Recently, Arvind Kumar, Principal Secretary, Municipal Administration and Urban Development, and HMWS&SB Managing Director M Dana Kishore inspected the Osmansagar reservoir in the light of heavy rains in the catchment and saw this century-old unique instrument. “Came across this very interesting, flood warning instrument at Osmansagar yesterday. The gramophone plays once the water level is reaching the danger mark. Each line on the gramophone record represents the actual water level.
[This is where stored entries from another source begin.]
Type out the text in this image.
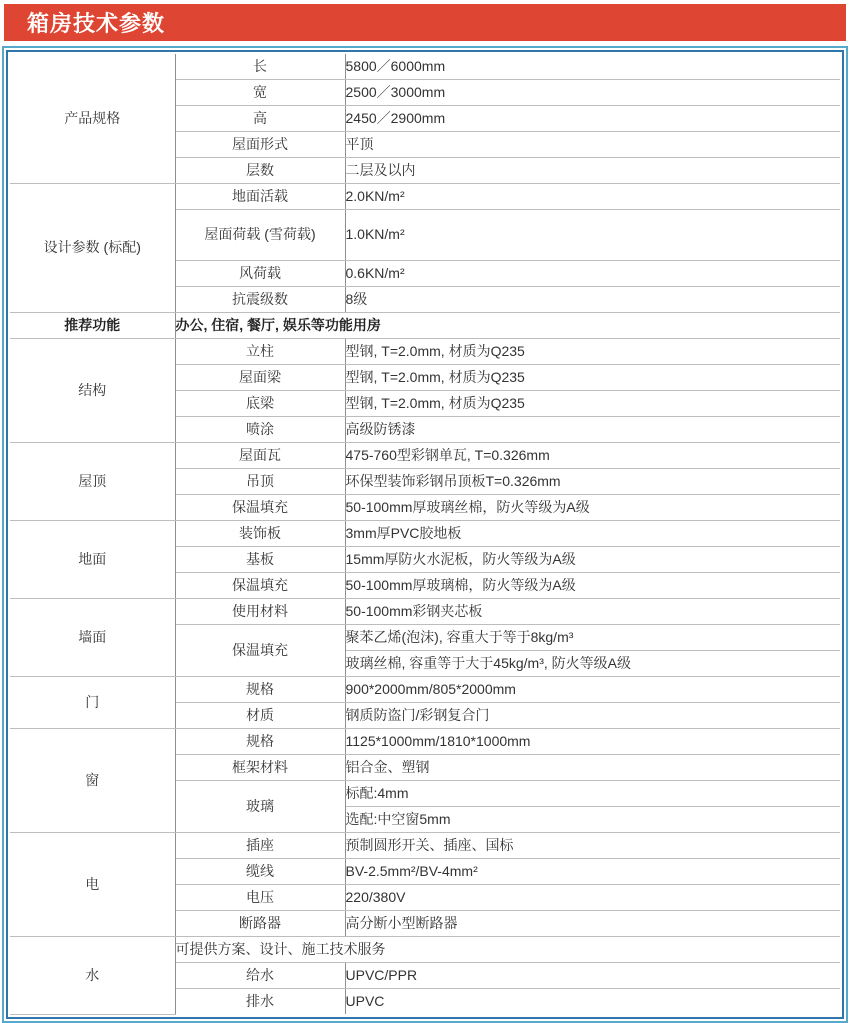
箱房技术参数
产品规格	长	5800／6000mm
	宽	2500／3000mm
	高	2450／2900mm
	屋面形式	平顶
	层数	二层及以内
设计参数 (标配)	地面活载	2.0KN/m²
	屋面荷载 (雪荷载)	1.0KN/m²
	风荷载	0.6KN/m²
	抗震级数	8级
推荐功能	办公, 住宿, 餐厅, 娱乐等功能用房	
结构	立柱	型钢, T=2.0mm, 材质为Q235
	屋面梁	型钢, T=2.0mm, 材质为Q235
	底梁	型钢, T=2.0mm, 材质为Q235
	喷涂	高级防锈漆
屋顶	屋面瓦	475-760型彩钢单瓦, T=0.326mm
	吊顶	环保型装饰彩钢吊顶板T=0.326mm
	保温填充	50-100mm厚玻璃丝棉，防火等级为A级
地面	装饰板	3mm厚PVC胶地板
	基板	15mm厚防火水泥板，防火等级为A级
	保温填充	50-100mm厚玻璃棉，防火等级为A级
墙面	使用材料	50-100mm彩钢夹芯板
	保温填充	聚苯乙烯(泡沫), 容重大于等于8kg/m³
		玻璃丝棉, 容重等于大于45kg/m³, 防火等级A级
门	规格	900*2000mm/805*2000mm
	材质	钢质防盗门/彩钢复合门
窗	规格	1125*1000mm/1810*1000mm
	框架材料	铝合金、塑钢
	玻璃	标配:4mm
		选配:中空窗5mm
电	插座	预制圆形开关、插座、国标
	缆线	BV-2.5mm²/BV-4mm²
	电压	220/380V
	断路器	高分断小型断路器
水	可提供方案、设计、施工技术服务	
	给水	UPVC/PPR
	排水	UPVC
Will try and get it repaired as soon as possible,” tweeted Arvind Kumar.
HMWSS&B officials told Express that the instrument became defunct a few decades ago and attempts were being made to restore it by inviting experts and technicians from various parts of the country to make it functional, but the efforts turned futile.
The gramophone record was used to be played continuously to communicate the water level through an audio message to the receiver station fixed at the office of the engineer incharge of the dam site. Each line on the gramophone record represents the actual water level of the reservoir at that particular time. The needle of the recorder will move as per the rise and fall of the reservoir’s water level which operates through the float connected to the device.
In 2009, it was kept at the Water Museum opened at the head office of HMWS&SB in Khairatabad. The museum was shut down and the instrument was shifted back to its original place at Osmansagar to preserve it for its unique function. The Nizam had installed it in 1920 after constructing Osmansagar reservoir.
Officials said that in the olden days, a staffer used to go to Osmansagar reservoir to note down the reservoir levels on a daily basis for which an entire day was spent to get the reading. When the Nizam came to know about the time-consuming process, he issued orders to install a device to measure the water levels at Osmansagar.